Second, Congress should take steps to maintain eligibility in both SNAP and school meal programs. Last week, the U.S. District Court heard arguments in a lawsuit regarding SNAP work requirements that more than a dozen states and localities filed to stop the Trump Administration from removing hundreds of thousands of people from SNAP rolls and weakening the ability of the program to respond to economic downturns. The Trump Administration has put out a proposal to revise broad-based categorical eligibility (cat-el), the subject of a recent House Committee on Oversight and Reform hearing, on the heels of the Supreme Court upholding the controversial “public charge” rule. With an April 1 effective date for the SNAP work requirement waiver final rule looming and actions pending on cat-el and public charge, Congress can act to:
- Immediately Waive SNAP Work Requirements Nationwide. As was done in the Great Recession through the American Recovery and Reinvestment Act, Congress should implement a SNAP work requirement waiver nationally, effective immediately. This will allow the program to expand and maintain eligibility among program participants in the event of both employment loss and the loss of hours that result from this public health crisis and/or an economic downturn.

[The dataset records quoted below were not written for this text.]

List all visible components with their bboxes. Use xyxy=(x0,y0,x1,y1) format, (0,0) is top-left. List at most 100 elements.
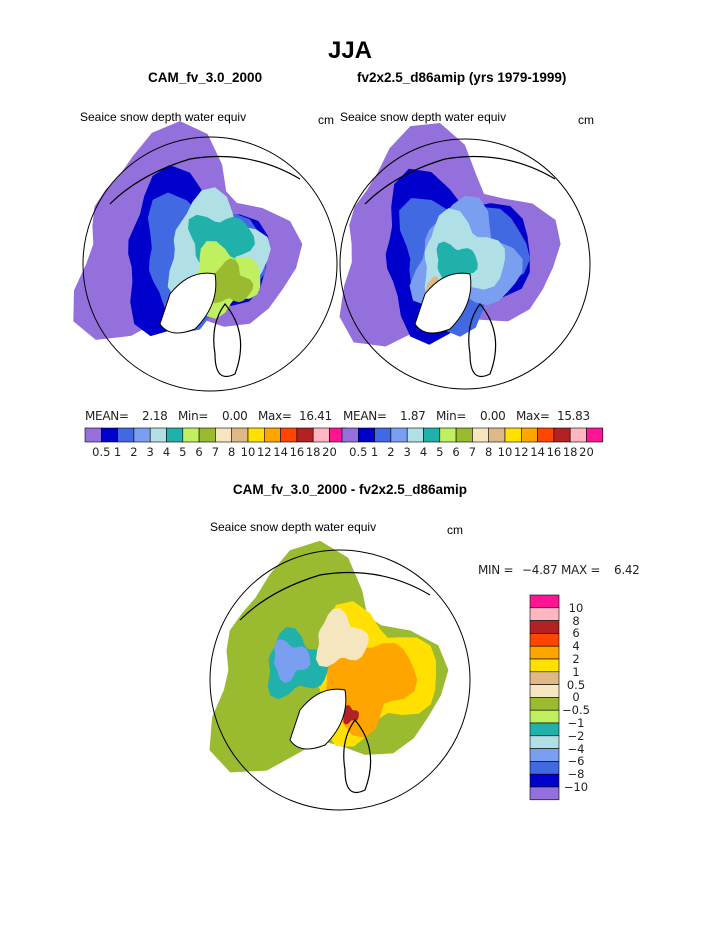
diff-greenland-coastline xyxy=(289,688,347,750)
right-europe-coastline xyxy=(468,303,497,378)
left-mean-label: MEAN= xyxy=(85,409,129,423)
right-colorbar-tick: 16 xyxy=(546,445,562,459)
right-units-label: cm xyxy=(578,113,594,127)
difference-colorbar-tick: 1 xyxy=(572,664,580,679)
right-max-value: 15.83 xyxy=(557,409,590,423)
right-colorbar-box xyxy=(537,427,555,443)
left-colorbar-tick: 8 xyxy=(228,445,236,459)
difference-colorbar-tick: 4 xyxy=(572,639,580,654)
left-min-value: 0.00 xyxy=(222,409,248,423)
right-colorbar-tick: 14 xyxy=(530,445,545,459)
left-colorbar-box xyxy=(84,427,102,443)
right-colorbar-box xyxy=(374,427,392,443)
difference-colorbar-box xyxy=(529,645,560,660)
diff-asia-coastline xyxy=(239,571,431,621)
left-colorbar-box xyxy=(101,427,118,443)
right-asia-coastline xyxy=(364,155,556,205)
left-colorbar-tick: 20 xyxy=(322,445,337,459)
left-colorbar-box xyxy=(312,427,330,443)
left-max-label: Max= xyxy=(258,409,292,423)
left-colorbar-box xyxy=(198,427,216,443)
difference-colorbar-tick: −8 xyxy=(567,767,585,782)
left-mean-value: 2.18 xyxy=(142,409,168,423)
diff-europe-coastline xyxy=(343,719,372,794)
right-colorbar-box xyxy=(520,427,538,443)
difference-min-value: −4.87 xyxy=(522,563,558,577)
left-colorbar-tick: 5 xyxy=(179,445,187,459)
left-colorbar-tick: 14 xyxy=(273,445,288,459)
right-colorbar-box xyxy=(553,427,571,443)
right-min-label: Min= xyxy=(436,409,467,423)
right-colorbar-box xyxy=(472,427,489,443)
left-colorbar-tick: 6 xyxy=(195,445,203,459)
right-map-boundary xyxy=(339,138,591,390)
difference-colorbar-box xyxy=(529,671,560,685)
right-colorbar-box xyxy=(439,427,457,443)
left-colorbar-tick: 0.5 xyxy=(92,445,111,459)
right-colorbar-box xyxy=(423,427,441,443)
difference-colorbar-box xyxy=(529,786,560,801)
right-colorbar-box xyxy=(455,427,473,443)
right-colorbar-tick: 20 xyxy=(579,445,594,459)
left-colorbar-tick: 4 xyxy=(162,445,171,459)
difference-min-label: MIN = xyxy=(478,563,514,577)
diff-field-region xyxy=(274,639,311,683)
difference-colorbar-tick: −1 xyxy=(567,716,585,730)
right-colorbar-box xyxy=(569,427,587,443)
left-min-label: Min= xyxy=(178,409,209,423)
left-field-region xyxy=(208,258,254,304)
right-colorbar-box xyxy=(390,427,408,443)
left-colorbar-box xyxy=(231,427,249,443)
left-colorbar-box xyxy=(182,427,200,443)
difference-colorbar-tick: −2 xyxy=(567,728,585,743)
left-colorbar-box xyxy=(133,427,151,443)
difference-colorbar-box xyxy=(529,620,560,634)
difference-colorbar-tick: 10 xyxy=(568,600,584,615)
left-colorbar-box xyxy=(280,427,298,443)
right-colorbar-tick: 2 xyxy=(387,445,395,459)
left-colorbar-tick: 3 xyxy=(146,445,154,459)
right-variable-label: Seaice snow depth water equiv xyxy=(340,110,507,124)
right-colorbar-tick: 18 xyxy=(562,445,578,459)
difference-colorbar-box xyxy=(529,633,560,647)
left-colorbar-tick: 10 xyxy=(240,445,256,459)
left-colorbar-box xyxy=(166,427,184,443)
right-max-label: Max= xyxy=(516,409,550,423)
right-colorbar-box xyxy=(341,427,359,443)
difference-colorbar-tick: 0 xyxy=(572,690,580,705)
difference-colorbar-tick: 6 xyxy=(572,626,580,641)
left-asia-coastline xyxy=(109,155,301,205)
difference-colorbar-tick: 2 xyxy=(572,652,580,666)
difference-max-value: 6.42 xyxy=(614,563,640,577)
difference-colorbar-tick: −6 xyxy=(567,754,585,769)
left-colorbar-box xyxy=(149,427,167,443)
left-variable-label: Seaice snow depth water equiv xyxy=(80,110,247,124)
difference-colorbar-box xyxy=(529,709,560,724)
left-colorbar-box xyxy=(263,427,281,443)
right-colorbar-tick: 7 xyxy=(468,445,477,459)
right-mean-value: 1.87 xyxy=(400,409,426,423)
difference-variable-label: Seaice snow depth water equiv xyxy=(210,520,377,534)
left-colorbar-tick: 16 xyxy=(289,445,305,459)
right-min-value: 0.00 xyxy=(480,409,506,423)
left-panel-title: CAM_fv_3.0_2000 xyxy=(148,70,263,85)
right-colorbar-tick: 12 xyxy=(513,445,529,459)
left-max-value: 16.41 xyxy=(299,409,332,423)
left-colorbar-tick: 7 xyxy=(211,445,220,459)
right-greenland-coastline xyxy=(414,272,472,334)
difference-colorbar-tick: −0.5 xyxy=(562,703,590,718)
left-europe-coastline xyxy=(213,303,242,378)
left-colorbar-tick: 18 xyxy=(305,445,321,459)
difference-colorbar-tick: 8 xyxy=(572,613,580,628)
right-colorbar-tick: 4 xyxy=(419,445,428,459)
figure-title: JJA xyxy=(327,37,373,64)
right-colorbar-box xyxy=(357,427,375,443)
right-mean-label: MEAN= xyxy=(343,409,387,423)
difference-colorbar-box xyxy=(529,773,560,788)
right-colorbar-tick: 3 xyxy=(403,445,411,459)
difference-units-label: cm xyxy=(447,523,463,537)
left-colorbar-box xyxy=(215,427,232,443)
left-colorbar-tick: 12 xyxy=(256,445,272,459)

- Legislate Economic Condition–Based Triggers to Waive Work Requirements. During the Great Recession, statewide waivers were granted when a state qualified for Extended Benefits to Unemployment Insurance (EB). The Bush and Obama Administrations further clarified that states that were eligible for a particular tier of Emergency Unemployment Compensation (EUC) also qualified for a state-wide work requirement waiver. Given that the Trump Administration (through the regulatory process) has stated that qualifying for EB no longer triggers such a waiver, it is reasonable to assume that this administration would not take the same position as the Bush and Obama Administrations with regard to EUC-based waiver eligibility. Congress should therefore clarify continuing state-wide waiver eligibility tied to the UI trigger system, both EB and EUC if authorized. Any sunset date for a work requirement waiver should be at least one fiscal year beyond the last UI system-tied trigger. Additionally, Congress should reinstate the 20 percent rule without an unemployment rate floor.

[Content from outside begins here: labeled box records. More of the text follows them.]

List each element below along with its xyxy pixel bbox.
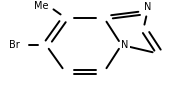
Text: N: N — [121, 40, 129, 50]
Text: N: N — [144, 2, 151, 12]
Text: Me: Me — [34, 1, 49, 11]
Text: Br: Br — [10, 40, 20, 50]
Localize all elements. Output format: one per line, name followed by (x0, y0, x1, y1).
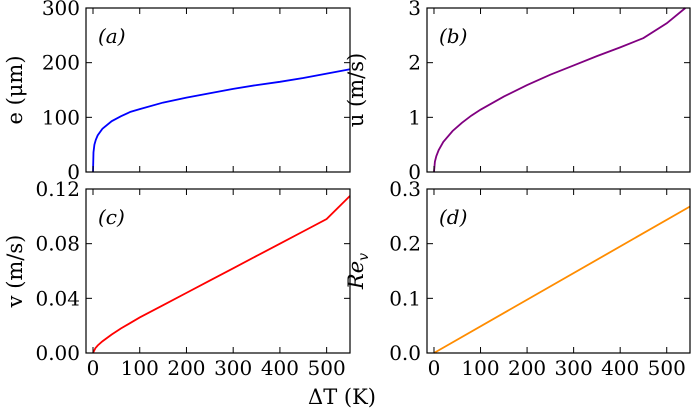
y-axis-label: e (μm) (3, 55, 27, 124)
y-tick-label: 1 (408, 105, 421, 129)
panel-tag: (c) (98, 205, 125, 229)
series-line-2-1 (433, 7, 686, 173)
y-tick-label: 0.3 (389, 177, 421, 201)
y-tick-label: 0.08 (35, 232, 80, 256)
y-tick-label: 0.1 (389, 286, 421, 310)
x-tick-label: 400 (601, 356, 639, 380)
y-axis-label: Rev (344, 253, 372, 290)
y-tick-label: 100 (42, 105, 80, 129)
x-tick-label: 400 (261, 356, 299, 380)
y-axis-label: u (m/s) (344, 53, 368, 127)
y-tick-label: 3 (408, 0, 421, 20)
x-tick-label: 500 (648, 356, 686, 380)
y-tick-label: 0 (67, 160, 80, 184)
panel-c: 0 100 200 300 400 500 0.00 0.04 0.08 0.12 (c) v (m/… (3, 177, 351, 380)
panel-b: 0 1 2 3 (b) u (m/s) (344, 0, 691, 184)
y-tick-label: 0.0 (389, 341, 421, 365)
plot-frame (85, 7, 351, 173)
series-line-3-1 (92, 195, 351, 354)
plot-frame (426, 7, 691, 173)
x-axis-label: ΔT (K) (308, 385, 376, 409)
panel-d: 0 100 200 300 400 500 0.0 0.1 0.2 0.3 (d) Rev (344, 177, 691, 380)
panel-a: 0 100 200 300 (a) e (μm) (3, 0, 351, 184)
y-tick-label: 0 (408, 160, 421, 184)
y-tick-label: 0.12 (35, 177, 80, 201)
series-line-1-1 (92, 68, 351, 173)
x-tick-label: 300 (214, 356, 252, 380)
series-line-4-1 (433, 205, 691, 354)
panel-tag: (a) (98, 24, 126, 48)
y-tick-label: 0.2 (389, 232, 421, 256)
x-tick-label: 0 (87, 356, 100, 380)
plot-frame (426, 188, 691, 354)
x-tick-label: 100 (461, 356, 499, 380)
x-tick-label: 0 (428, 356, 441, 380)
x-tick-label: 200 (167, 356, 205, 380)
y-axis-label: v (m/s) (3, 235, 27, 309)
y-tick-label: 0.00 (35, 341, 80, 365)
y-tick-label: 200 (42, 51, 80, 75)
x-tick-label: 300 (555, 356, 593, 380)
plot-frame (85, 188, 351, 354)
x-tick-label: 200 (508, 356, 546, 380)
y-tick-label: 2 (408, 51, 421, 75)
x-tick-label: 100 (121, 356, 159, 380)
panel-tag: (b) (439, 24, 467, 48)
panel-tag: (d) (439, 205, 467, 229)
y-tick-label: 300 (42, 0, 80, 20)
x-tick-label: 500 (308, 356, 346, 380)
y-tick-label: 0.04 (35, 286, 80, 310)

- Maintain State Flexibility for Categorical Eligibility; At Minimum Delay Public Charge. Congress should maintain support for cat-el, i.e. state flexibility in tailoring income and asset limits to SNAP. As part of a COVID-19 response that protects the most vulnerable, States have asked to delay the public charge rule.

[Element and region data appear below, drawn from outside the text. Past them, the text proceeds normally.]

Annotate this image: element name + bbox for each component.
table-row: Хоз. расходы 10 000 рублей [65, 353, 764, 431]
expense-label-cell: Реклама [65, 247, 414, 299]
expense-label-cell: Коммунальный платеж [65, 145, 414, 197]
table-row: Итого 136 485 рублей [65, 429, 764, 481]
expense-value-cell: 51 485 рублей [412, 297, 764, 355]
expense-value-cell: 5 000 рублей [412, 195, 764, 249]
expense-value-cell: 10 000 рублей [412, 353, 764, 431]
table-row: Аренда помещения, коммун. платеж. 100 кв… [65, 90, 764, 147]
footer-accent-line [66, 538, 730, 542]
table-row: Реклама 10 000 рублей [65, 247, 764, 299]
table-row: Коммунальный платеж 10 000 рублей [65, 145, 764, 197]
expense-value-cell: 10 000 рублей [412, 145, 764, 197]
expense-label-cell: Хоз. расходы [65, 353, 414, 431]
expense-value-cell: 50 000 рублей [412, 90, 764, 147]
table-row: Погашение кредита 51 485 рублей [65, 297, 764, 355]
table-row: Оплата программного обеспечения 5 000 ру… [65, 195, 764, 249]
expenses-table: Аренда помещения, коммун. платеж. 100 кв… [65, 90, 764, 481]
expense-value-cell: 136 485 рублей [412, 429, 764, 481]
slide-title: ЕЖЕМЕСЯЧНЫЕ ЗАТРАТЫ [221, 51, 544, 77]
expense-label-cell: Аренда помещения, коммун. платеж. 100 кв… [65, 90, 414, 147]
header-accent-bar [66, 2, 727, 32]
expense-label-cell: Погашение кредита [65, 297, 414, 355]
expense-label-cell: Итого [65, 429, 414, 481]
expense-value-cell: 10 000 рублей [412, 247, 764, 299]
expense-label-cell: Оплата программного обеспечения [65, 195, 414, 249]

To alleviate economic hardship and stimulate the economy during this time of uncertainty, we should provide additional resources to improve food security and maximize the reach of these programs. The concrete policy ideas put forth in this piece are evidence-based proposals that would improve household and child food security while supporting macroeconomic stability in response to the COVID-19 pandemic.